Mr. Critchlow. The situation was about this -
Senator Hoar. Perhaps you spoke of that when I was out.
Mr. Critchlow. No, I think not, Senator. The situation, in brief, was about this: As I understand frequently happens in such cases, there is a sort of tacit agreement in the State, either upon geographical lines or upon certain other lines - in Utah it happened to be upon the line pertaining to old conditions there; in other words, it was rather agreed that there ought to be all times one Senator who represented the non-Mormons and one who represented the Mormons; and by virtue of the fact that he had been quite prominent in the bringing about of statehood, it seemed to be a rather logical thing that Mr. Frank J. Cannon, who was a Mormon, should be one of the Senators, and that, I think, went practically, I may say, among the Republicans, without any particular question, so that it left the only contest to be made between the non-Mormons, which was between Mr. Arthur Brown, Judge Bennett, and Mr. Trumbo.

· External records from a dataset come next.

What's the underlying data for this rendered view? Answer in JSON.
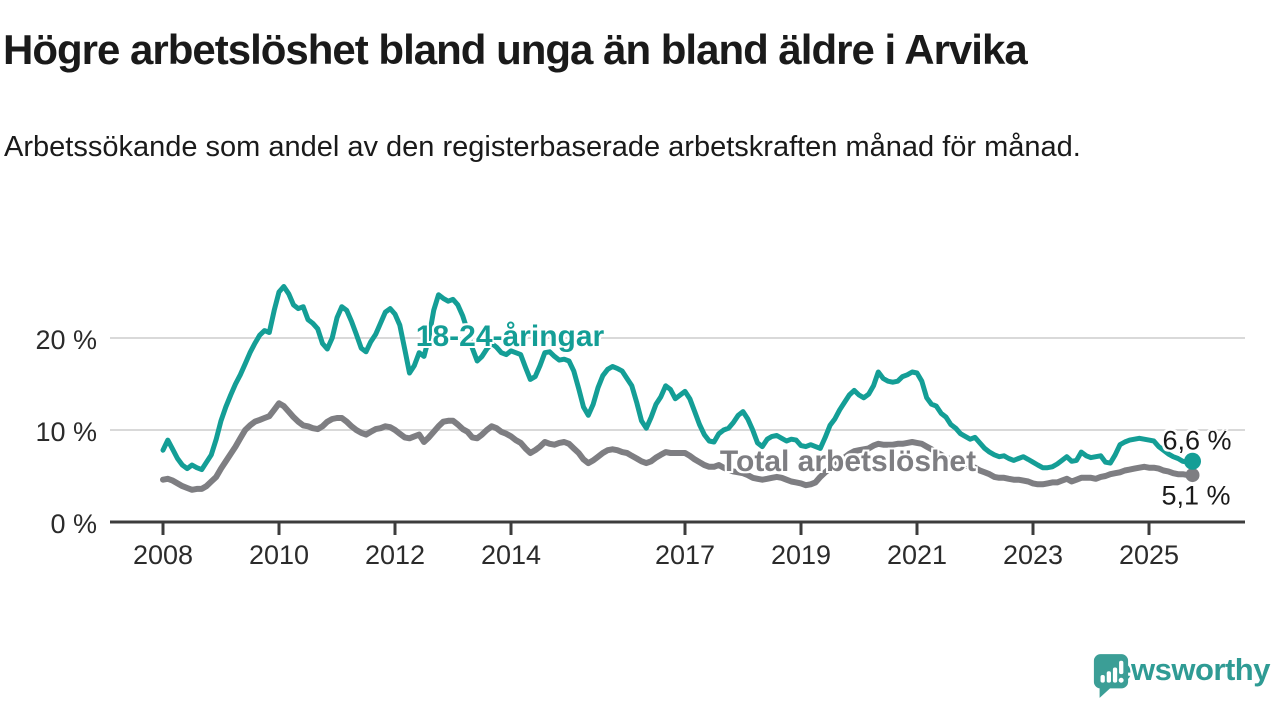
{
  "title": "Högre arbetslöshet bland unga än bland äldre i Arvika",
  "subtitle": "Arbetssökande som andel av den registerbaserade arbetskraften månad för månad.",
  "branding": {
    "logo_text": "Newsworthy",
    "logo_color": "#2f9b94",
    "logo_icon": "speech-bubble-bar-chart"
  },
  "chart_data": {
    "type": "line",
    "title": "Högre arbetslöshet bland unga än bland äldre i Arvika",
    "xlabel": "",
    "ylabel": "Arbetssökande som andel av den registerbaserade arbetskraften",
    "grid": "horizontal",
    "x_axis": {
      "ticks": [
        2008,
        2010,
        2012,
        2014,
        2017,
        2019,
        2021,
        2023,
        2025
      ],
      "range": [
        2007.1,
        2026.7
      ]
    },
    "y_axis": {
      "range": [
        0,
        27
      ],
      "ticks": [
        {
          "value": 0,
          "label": "0 %"
        },
        {
          "value": 10,
          "label": "10 %"
        },
        {
          "value": 20,
          "label": "20 %"
        }
      ]
    },
    "frequency": "monthly",
    "start_year": 2008,
    "series": [
      {
        "name": "18-24-åringar",
        "color": "#149e96",
        "end_label": "6,6 %",
        "last_value": 6.6,
        "values": [
          7.8,
          8.9,
          7.9,
          6.9,
          6.2,
          5.8,
          6.2,
          5.9,
          5.7,
          6.5,
          7.3,
          9.0,
          11.0,
          12.5,
          13.8,
          15.0,
          16.0,
          17.2,
          18.4,
          19.4,
          20.3,
          20.8,
          20.6,
          23.0,
          25.0,
          25.6,
          24.8,
          23.6,
          23.2,
          23.4,
          22.0,
          21.6,
          21.0,
          19.4,
          18.8,
          20.0,
          22.2,
          23.4,
          23.0,
          21.8,
          20.4,
          18.9,
          18.5,
          19.6,
          20.4,
          21.6,
          22.8,
          23.2,
          22.6,
          21.4,
          18.8,
          16.2,
          17.0,
          18.4,
          18.0,
          20.0,
          23.0,
          24.7,
          24.3,
          24.0,
          24.2,
          23.6,
          22.4,
          20.8,
          18.9,
          17.5,
          18.0,
          18.8,
          19.4,
          19.0,
          18.4,
          18.2,
          18.6,
          18.4,
          18.2,
          16.8,
          15.5,
          15.8,
          17.0,
          18.4,
          18.5,
          18.0,
          17.6,
          17.7,
          17.5,
          16.4,
          14.5,
          12.5,
          11.6,
          12.8,
          14.6,
          15.9,
          16.6,
          16.9,
          16.7,
          16.4,
          15.6,
          14.8,
          13.0,
          11.0,
          10.2,
          11.4,
          12.8,
          13.6,
          14.8,
          14.4,
          13.4,
          13.8,
          14.2,
          13.4,
          12.0,
          10.6,
          9.5,
          8.8,
          8.7,
          9.6,
          10.0,
          10.2,
          10.8,
          11.6,
          12.0,
          11.2,
          10.0,
          8.6,
          8.2,
          9.0,
          9.3,
          9.4,
          9.1,
          8.8,
          9.0,
          8.9,
          8.3,
          8.2,
          8.4,
          8.2,
          8.0,
          9.2,
          10.5,
          11.2,
          12.2,
          13.0,
          13.8,
          14.3,
          13.8,
          13.5,
          13.9,
          14.8,
          16.3,
          15.6,
          15.3,
          15.2,
          15.3,
          15.8,
          16.0,
          16.3,
          16.2,
          15.3,
          13.5,
          12.8,
          12.6,
          11.8,
          11.4,
          10.6,
          10.2,
          9.6,
          9.3,
          9.0,
          9.2,
          8.6,
          8.0,
          7.6,
          7.3,
          7.1,
          7.2,
          6.9,
          6.7,
          6.9,
          7.1,
          6.8,
          6.5,
          6.2,
          5.9,
          5.9,
          6.0,
          6.3,
          6.7,
          7.1,
          6.6,
          6.7,
          7.6,
          7.2,
          7.0,
          7.1,
          7.2,
          6.5,
          6.4,
          7.3,
          8.4,
          8.7,
          8.9,
          9.0,
          9.1,
          9.0,
          8.9,
          8.8,
          8.2,
          7.8,
          7.4,
          7.1,
          6.9,
          6.6,
          6.5,
          6.6
        ]
      },
      {
        "name": "Total arbetslöshet",
        "color": "#7e7e82",
        "end_label": "5,1 %",
        "last_value": 5.1,
        "values": [
          4.6,
          4.7,
          4.5,
          4.2,
          3.9,
          3.7,
          3.5,
          3.6,
          3.6,
          3.9,
          4.4,
          4.9,
          5.8,
          6.6,
          7.4,
          8.2,
          9.1,
          10.0,
          10.5,
          10.9,
          11.1,
          11.3,
          11.5,
          12.2,
          12.9,
          12.6,
          12.0,
          11.4,
          10.9,
          10.5,
          10.4,
          10.2,
          10.1,
          10.4,
          10.9,
          11.2,
          11.3,
          11.3,
          10.9,
          10.4,
          10.0,
          9.7,
          9.5,
          9.8,
          10.1,
          10.2,
          10.4,
          10.3,
          10.0,
          9.6,
          9.2,
          9.1,
          9.3,
          9.5,
          8.7,
          9.2,
          9.8,
          10.4,
          10.9,
          11.0,
          11.0,
          10.6,
          10.1,
          9.8,
          9.2,
          9.1,
          9.5,
          10.0,
          10.4,
          10.2,
          9.8,
          9.6,
          9.3,
          8.9,
          8.6,
          8.0,
          7.5,
          7.8,
          8.2,
          8.7,
          8.5,
          8.4,
          8.6,
          8.7,
          8.5,
          8.0,
          7.5,
          6.8,
          6.4,
          6.7,
          7.1,
          7.5,
          7.8,
          7.9,
          7.8,
          7.6,
          7.5,
          7.2,
          6.9,
          6.6,
          6.4,
          6.6,
          7.0,
          7.3,
          7.6,
          7.5,
          7.5,
          7.5,
          7.5,
          7.2,
          6.8,
          6.5,
          6.2,
          6.0,
          6.0,
          6.2,
          5.9,
          5.7,
          5.5,
          5.4,
          5.3,
          5.1,
          4.8,
          4.7,
          4.6,
          4.7,
          4.8,
          4.9,
          4.8,
          4.6,
          4.4,
          4.3,
          4.2,
          4.0,
          4.1,
          4.3,
          4.9,
          5.4,
          5.8,
          6.2,
          6.6,
          7.0,
          7.4,
          7.7,
          7.8,
          7.9,
          8.0,
          8.3,
          8.5,
          8.4,
          8.4,
          8.4,
          8.5,
          8.5,
          8.6,
          8.7,
          8.6,
          8.5,
          8.2,
          7.9,
          7.6,
          7.3,
          7.0,
          6.8,
          6.5,
          6.3,
          6.1,
          6.0,
          5.9,
          5.6,
          5.4,
          5.2,
          4.9,
          4.8,
          4.8,
          4.7,
          4.6,
          4.6,
          4.5,
          4.4,
          4.2,
          4.1,
          4.1,
          4.2,
          4.3,
          4.3,
          4.5,
          4.7,
          4.4,
          4.6,
          4.8,
          4.8,
          4.8,
          4.7,
          4.9,
          5.0,
          5.2,
          5.3,
          5.4,
          5.6,
          5.7,
          5.8,
          5.9,
          6.0,
          5.9,
          5.9,
          5.8,
          5.6,
          5.5,
          5.3,
          5.2,
          5.2,
          5.1,
          5.1
        ]
      }
    ]
  }
}
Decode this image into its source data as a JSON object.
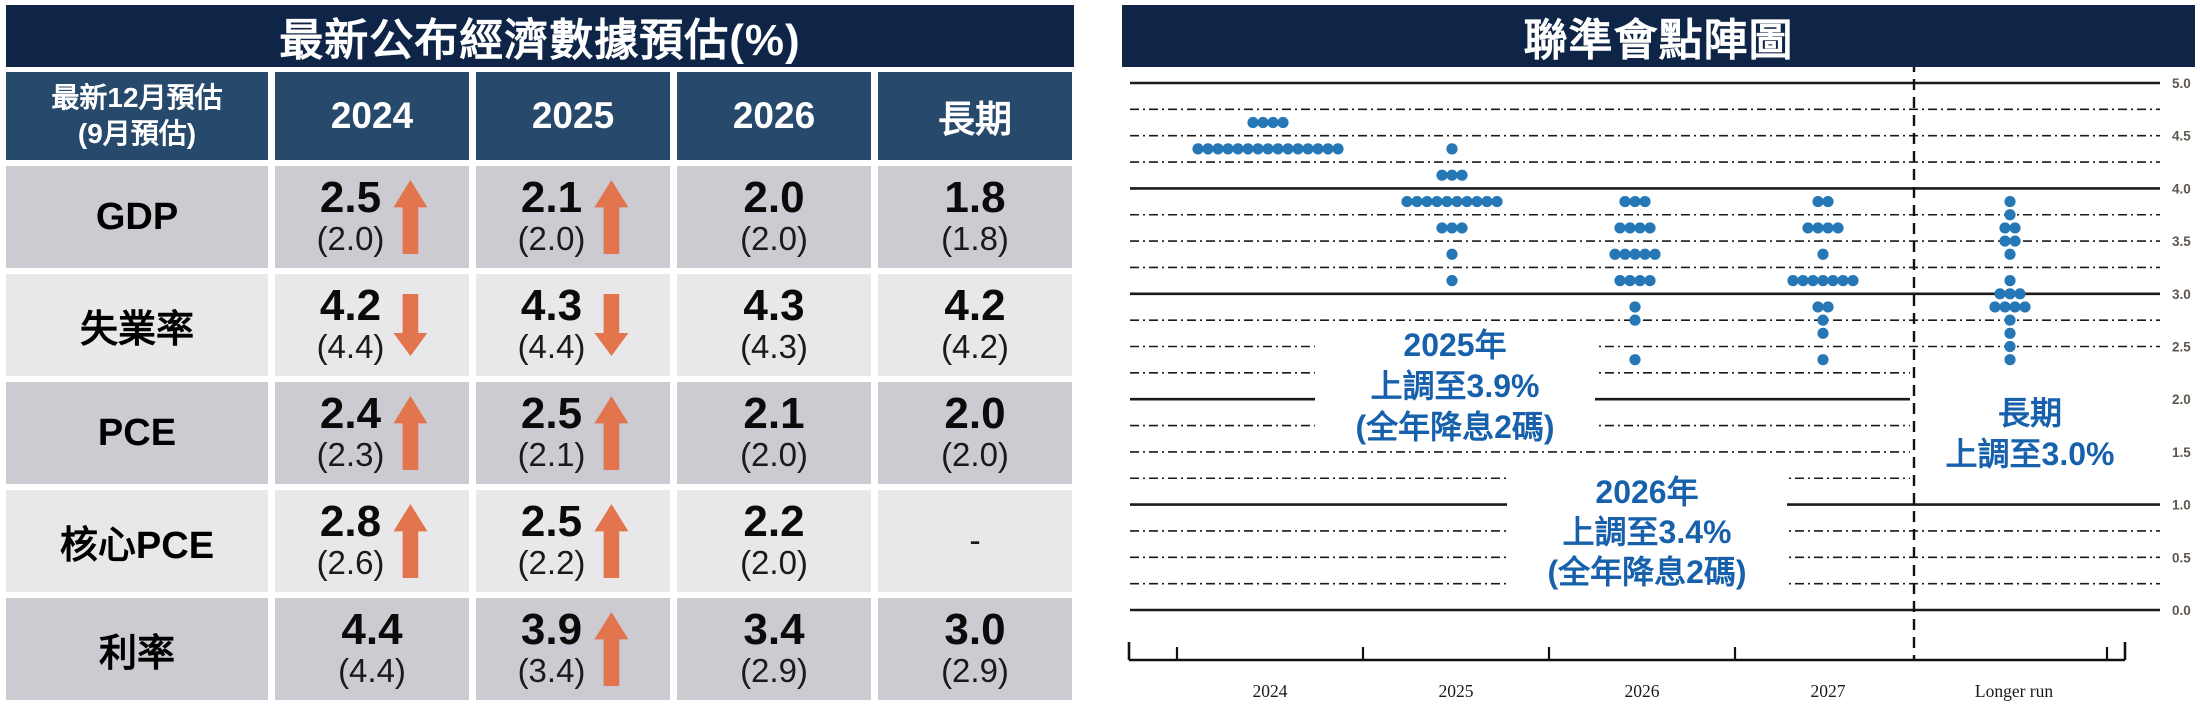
{
  "table": {
    "title": "最新公布經濟數據預估(%)",
    "header": {
      "label_line1": "最新12月預估",
      "label_line2": "(9月預估)",
      "columns": [
        "2024",
        "2025",
        "2026",
        "長期"
      ]
    },
    "rows": [
      {
        "label": "GDP",
        "cells": [
          {
            "main": "2.5",
            "sub": "(2.0)",
            "arrow": "up"
          },
          {
            "main": "2.1",
            "sub": "(2.0)",
            "arrow": "up"
          },
          {
            "main": "2.0",
            "sub": "(2.0)",
            "arrow": "none"
          },
          {
            "main": "1.8",
            "sub": "(1.8)",
            "arrow": "none"
          }
        ]
      },
      {
        "label": "失業率",
        "cells": [
          {
            "main": "4.2",
            "sub": "(4.4)",
            "arrow": "down"
          },
          {
            "main": "4.3",
            "sub": "(4.4)",
            "arrow": "down"
          },
          {
            "main": "4.3",
            "sub": "(4.3)",
            "arrow": "none"
          },
          {
            "main": "4.2",
            "sub": "(4.2)",
            "arrow": "none"
          }
        ]
      },
      {
        "label": "PCE",
        "cells": [
          {
            "main": "2.4",
            "sub": "(2.3)",
            "arrow": "up"
          },
          {
            "main": "2.5",
            "sub": "(2.1)",
            "arrow": "up"
          },
          {
            "main": "2.1",
            "sub": "(2.0)",
            "arrow": "none"
          },
          {
            "main": "2.0",
            "sub": "(2.0)",
            "arrow": "none"
          }
        ]
      },
      {
        "label": "核心PCE",
        "cells": [
          {
            "main": "2.8",
            "sub": "(2.6)",
            "arrow": "up"
          },
          {
            "main": "2.5",
            "sub": "(2.2)",
            "arrow": "up"
          },
          {
            "main": "2.2",
            "sub": "(2.0)",
            "arrow": "none"
          },
          {
            "main": "-",
            "sub": "",
            "arrow": "none"
          }
        ]
      },
      {
        "label": "利率",
        "cells": [
          {
            "main": "4.4",
            "sub": "(4.4)",
            "arrow": "none"
          },
          {
            "main": "3.9",
            "sub": "(3.4)",
            "arrow": "up"
          },
          {
            "main": "3.4",
            "sub": "(2.9)",
            "arrow": "none"
          },
          {
            "main": "3.0",
            "sub": "(2.9)",
            "arrow": "none"
          }
        ]
      }
    ]
  },
  "chart_data": {
    "type": "scatter",
    "title": "聯準會點陣圖",
    "x_categories": [
      "2024",
      "2025",
      "2026",
      "2027",
      "Longer run"
    ],
    "ylim": [
      0.0,
      5.0
    ],
    "grid_interval": 0.25,
    "yticks": [
      "5.0",
      "4.5",
      "4.0",
      "3.5",
      "3.0",
      "2.5",
      "2.0",
      "1.5",
      "1.0",
      "0.5",
      "0.0"
    ],
    "legend_position": "none",
    "grid": true,
    "series": [
      {
        "x": "2024",
        "dots": [
          {
            "rate": 4.625,
            "count": 4
          },
          {
            "rate": 4.375,
            "count": 15
          }
        ]
      },
      {
        "x": "2025",
        "dots": [
          {
            "rate": 4.375,
            "count": 1
          },
          {
            "rate": 4.125,
            "count": 3
          },
          {
            "rate": 3.875,
            "count": 10
          },
          {
            "rate": 3.625,
            "count": 3
          },
          {
            "rate": 3.375,
            "count": 1
          },
          {
            "rate": 3.125,
            "count": 1
          }
        ]
      },
      {
        "x": "2026",
        "dots": [
          {
            "rate": 3.875,
            "count": 3
          },
          {
            "rate": 3.625,
            "count": 4
          },
          {
            "rate": 3.375,
            "count": 5
          },
          {
            "rate": 3.125,
            "count": 4
          },
          {
            "rate": 2.875,
            "count": 1
          },
          {
            "rate": 2.75,
            "count": 1
          },
          {
            "rate": 2.375,
            "count": 1
          }
        ]
      },
      {
        "x": "2027",
        "dots": [
          {
            "rate": 3.875,
            "count": 2
          },
          {
            "rate": 3.625,
            "count": 4
          },
          {
            "rate": 3.375,
            "count": 1
          },
          {
            "rate": 3.125,
            "count": 7
          },
          {
            "rate": 2.875,
            "count": 2
          },
          {
            "rate": 2.75,
            "count": 1
          },
          {
            "rate": 2.625,
            "count": 1
          },
          {
            "rate": 2.375,
            "count": 1
          }
        ]
      },
      {
        "x": "Longer run",
        "dots": [
          {
            "rate": 3.875,
            "count": 1
          },
          {
            "rate": 3.75,
            "count": 1
          },
          {
            "rate": 3.625,
            "count": 2
          },
          {
            "rate": 3.5,
            "count": 2
          },
          {
            "rate": 3.375,
            "count": 1
          },
          {
            "rate": 3.125,
            "count": 1
          },
          {
            "rate": 3.0,
            "count": 3
          },
          {
            "rate": 2.875,
            "count": 4
          },
          {
            "rate": 2.75,
            "count": 1
          },
          {
            "rate": 2.625,
            "count": 1
          },
          {
            "rate": 2.5,
            "count": 1
          },
          {
            "rate": 2.375,
            "count": 1
          }
        ]
      }
    ],
    "annotations": [
      {
        "lines": [
          "2025年",
          "上調至3.9%",
          "(全年降息2碼)"
        ]
      },
      {
        "lines": [
          "2026年",
          "上調至3.4%",
          "(全年降息2碼)"
        ]
      },
      {
        "lines": [
          "長期",
          "上調至3.0%"
        ]
      }
    ]
  },
  "colors": {
    "panel_title_navy": "#0F2547",
    "table_header_navy": "#27496B",
    "row_dark": "#CBCBD1",
    "row_light": "#E8E8EB",
    "arrow_orange": "#E2744E",
    "dot_blue": "#2577B5",
    "annotation_blue": "#1761AC",
    "ytick_gray": "#5E574E"
  }
}
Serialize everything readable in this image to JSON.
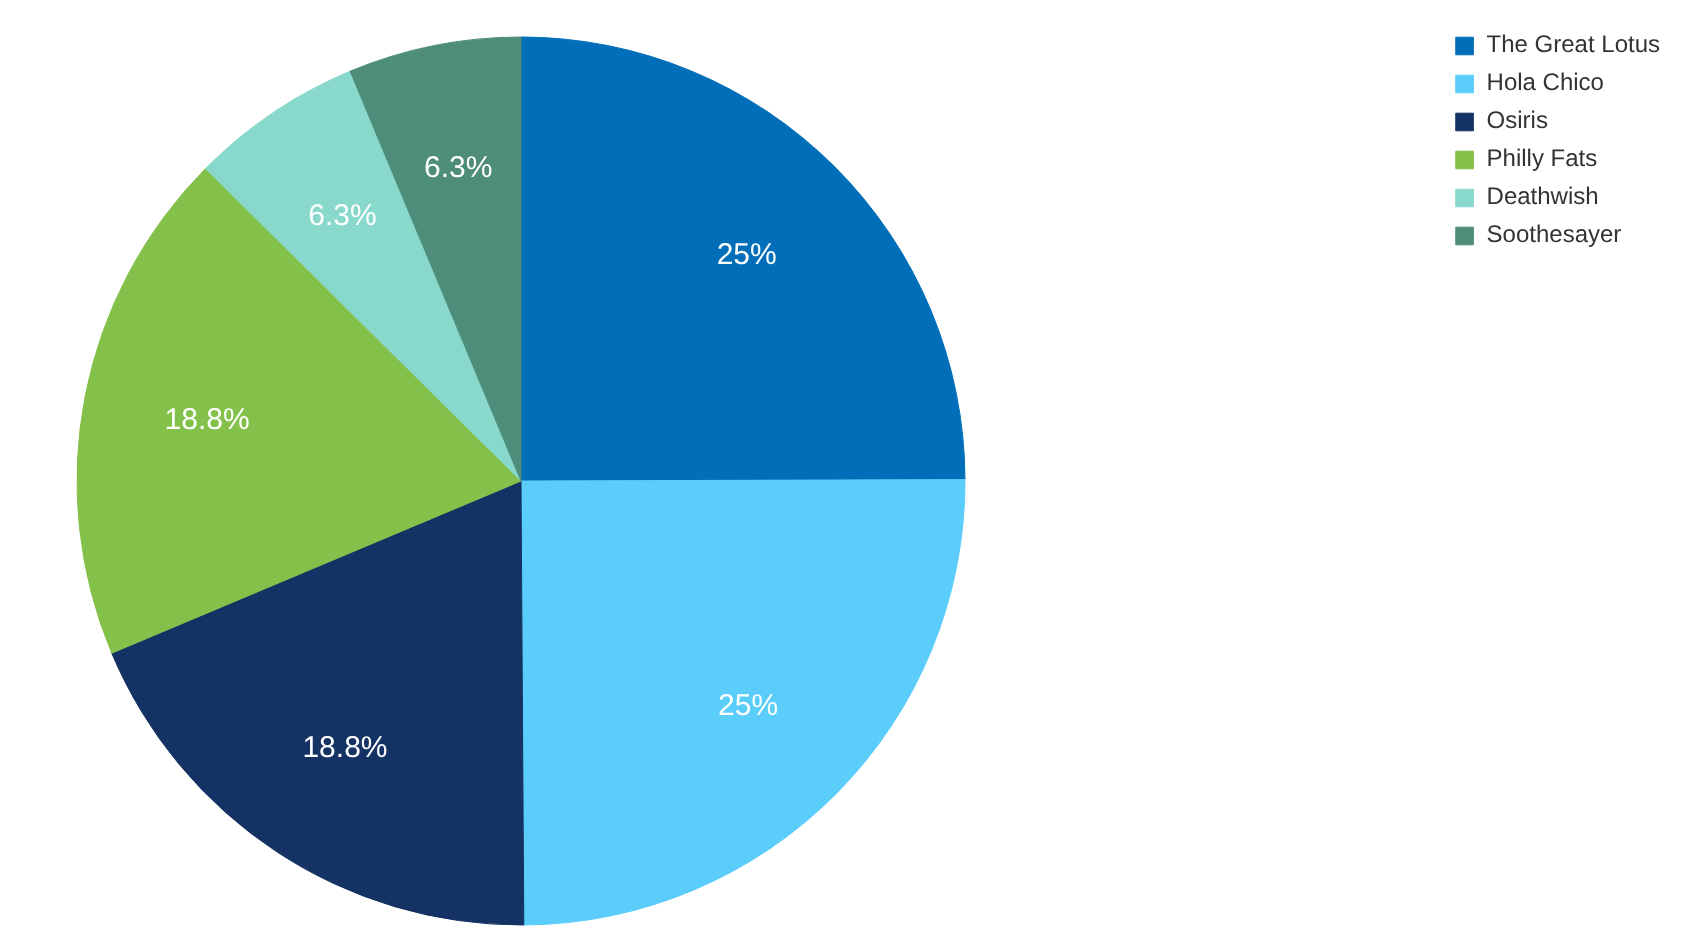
{
  "chart_data": {
    "type": "pie",
    "categories": [
      "The Great Lotus",
      "Hola Chico",
      "Osiris",
      "Philly Fats",
      "Deathwish",
      "Soothesayer"
    ],
    "values": [
      25,
      25,
      18.8,
      18.8,
      6.3,
      6.3
    ],
    "colors": [
      "#006eb8",
      "#5acdfa",
      "#143263",
      "#84c14a",
      "#88d8cb",
      "#4e8d7a"
    ],
    "value_labels": [
      "25%",
      "25%",
      "18.8%",
      "18.8%",
      "6.3%",
      "6.3%"
    ],
    "legend": "top right"
  }
}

Senator Dubois. At that time there was no rule such as exists now, was there?
Mr. Critchlow. The first time we ever heard of this rule about people getting the consent was the time it was submitted to Mr. Thatcher in 1896. That is the first time it was ever put in writing, and so far as I am concerned, as so far as I know the history of it, we never heard of any such rule prior to statehood.
Commentary: A "tacit" agreement to have one Mormon and one non-Mormon Senator from the State of Utah. Wow. Plus the rule from the church didn't exist prior to statehood when the church appeared to want to influence the selection of Senators.
The committee adjourned at 4:10 PM.
This is fascinating! I was wondering where you gathered your biographical information for Edward from (as I am working on a thesis about John J. Critchlow).
ReplyDeleteSorry for the unnecessary delay in responding.
ReplyDeleteThe first paragraph of biographical information is summarized from the Orson Pratt Brown web site. I should have referenced it, because it took me reviewing the testimony again to see this specific information wasn't in there -- spent 20 minutes tracking down what I should have written down in the first place. Thanks for the reminder to reference everything.
http://www.orsonprattbrown.com/CJB/06McRee/william-coe-critchlow.html
The second paragraph of biographical information came right from the testimony given by Mr. E.B. Critchlow.
Andy
No worries...I really appreciate your response!